Nestor Jimenez
La Jornada Newspaper
Monday, January 19, 2026, p. 4
For the Citizen Movement (MC), this is not the time to discuss electoral reform, since doing so could divert attention from important issues for Mexico, such as tension with the US government or security in the country, said Juan Ignacio Zavala, vice coordinator of the Emecista deputies and one of the party’s spokespersons for this issue.
Although he trusted that if consensus is not achieved among all political forces the discussion will be postponed, he said that if the debate on the amendment begins, MC will propose that it should be analyzed how to prevent money from organized crime from entering the campaigns, an issue that, he asserted, has not been part of the majority bloc’s agenda. In addition, he said that there should be a transition to “electoral justice” in which the number of legislators from each party reflects the number of votes it obtained.
“Instead of looking at how we can grow, increase investment, promote consumption, we want to discuss electoral events. Instead of looking at how to deal with the threat that the United States also represents in terms of security, and that posed by the cartels, we are discussing an electoral reform, when it seems to me that the diagnosis is incorrect; that is not the country’s big problem,” he stressed in an interview.
He pointed out that the tables and forums that are planned to be held in the Congress of the Union are spaces that could be used to discuss the main points of this moment in the country.
The former general secretary of agreement of this political force, indicated that his party has not commented in detail on the electoral amendment because they have not yet presented it. What has transcended, he considered, are “pure occurrences around the subject.” He specified that MC did not participate with any proposal before the Presidential Commission for Electoral Reform because “it is not a plural body,” so he called for the debate to be brought to Congress.

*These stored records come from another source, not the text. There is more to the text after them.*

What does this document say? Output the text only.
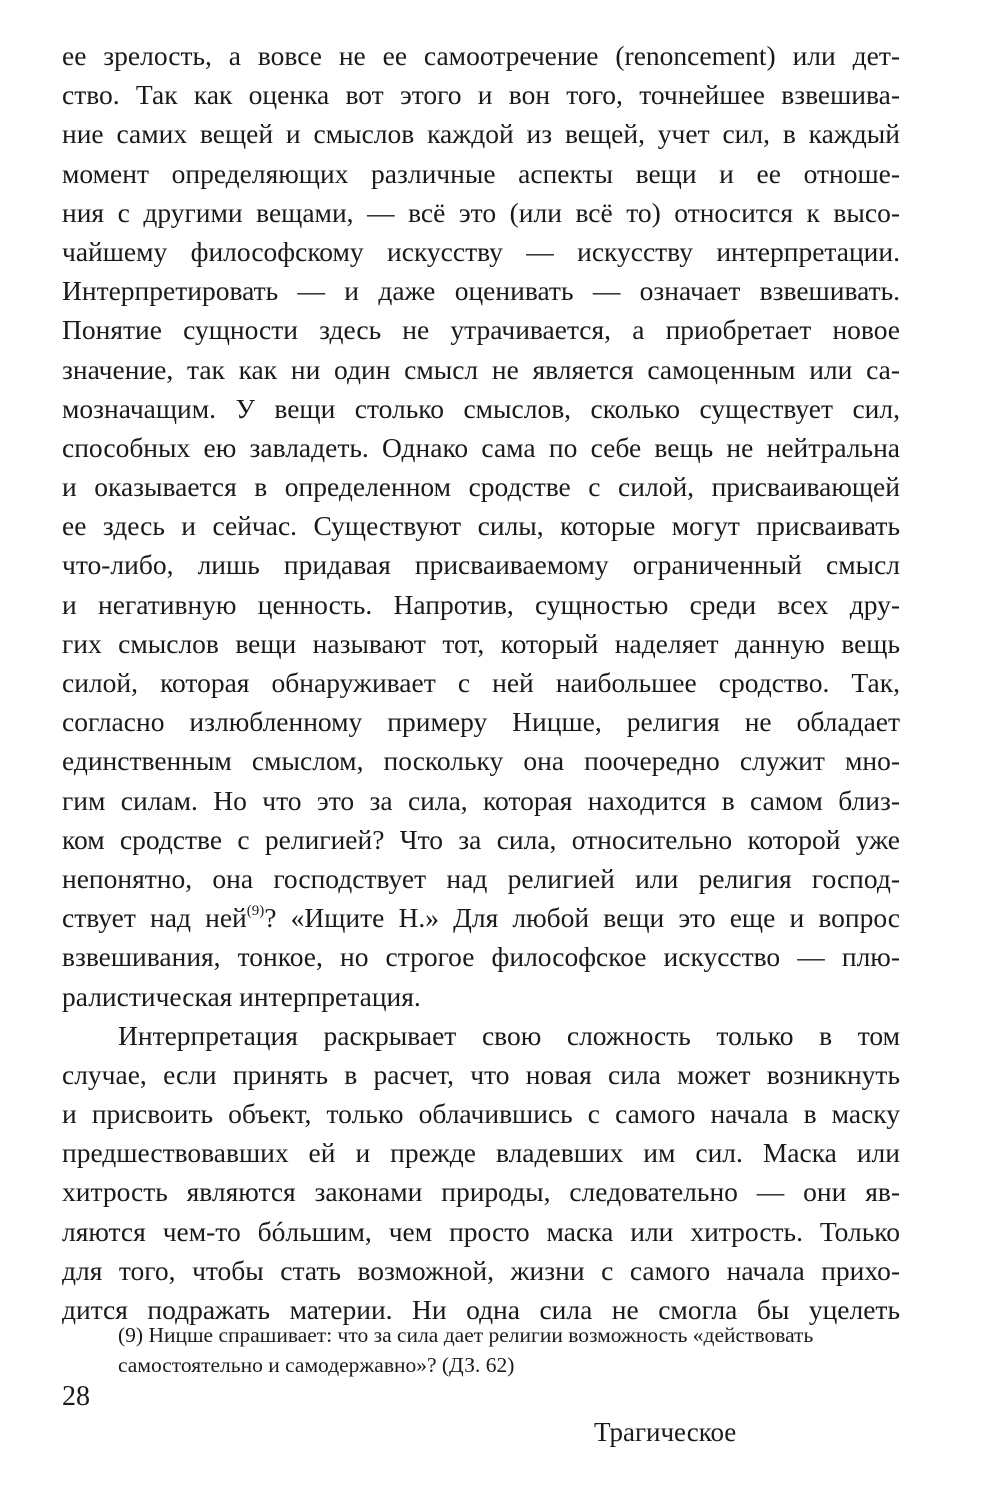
ее зрелость, а вовсе не ее самоотречение (renoncement) или дет-
ство. Так как оценка вот этого и вон того, точнейшее взвешива-
ние самих вещей и смыслов каждой из вещей, учет сил, в каждый
момент определяющих различные аспекты вещи и ее отноше-
ния с другими вещами, — всё это (или всё то) относится к высо-
чайшему философскому искусству — искусству интерпретации.
Интерпретировать — и даже оценивать — означает взвешивать.
Понятие сущности здесь не утрачивается, а приобретает новое
значение, так как ни один смысл не является самоценным или са-
мозначащим. У вещи столько смыслов, сколько существует сил,
способных ею завладеть. Однако сама по себе вещь не нейтральна
и оказывается в определенном сродстве с силой, присваивающей
ее здесь и сейчас. Существуют силы, которые могут присваивать
что-либо, лишь придавая присваиваемому ограниченный смысл
и негативную ценность. Напротив, сущностью среди всех дру-
гих смыслов вещи называют тот, который наделяет данную вещь
силой, которая обнаруживает с ней наибольшее сродство. Так,
согласно излюбленному примеру Ницше, религия не обладает
единственным смыслом, поскольку она поочередно служит мно-
гим силам. Но что это за сила, которая находится в самом близ-
ком сродстве с религией? Что за сила, относительно которой уже
непонятно, она господствует над религией или религия господ-
ствует над ней$^{(9)}$? «Ищите Н.» Для любой вещи это еще и вопрос
взвешивания, тонкое, но строгое философское искусство — плю-
ралистическая интерпретация.
Интерпретация раскрывает свою сложность только в том
случае, если принять в расчет, что новая сила может возникнуть
и присвоить объект, только облачившись с самого начала в маску
предшествовавших ей и прежде владевших им сил. Маска или
хитрость являются законами природы, следовательно — они яв-
ляются чем-то бóльшим, чем просто маска или хитрость. Только
для того, чтобы стать возможной, жизни с самого начала прихо-
дится подражать материи. Ни одна сила не смогла бы уцелеть
(9) Ницше спрашивает: что за сила дает религии возможность «действовать
самостоятельно и самодержавно»? (ДЗ. 62)
28
Трагическое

Zavala warned that another issue of concern for Movimiento Ciudadano is that Morena builds a reform without consensus with the rest of the political parties, which, he said, excludes the opposition and even its own allies. He pointed out that the previous modifications on the matter have been made with the unanimous support or at least of the majority of political forces.
He argued that electoral reforms are usually promoted by those who lose and “suffer the injustices and inequities of the system, and not the other way around, by those who have benefited from the system in recent years.”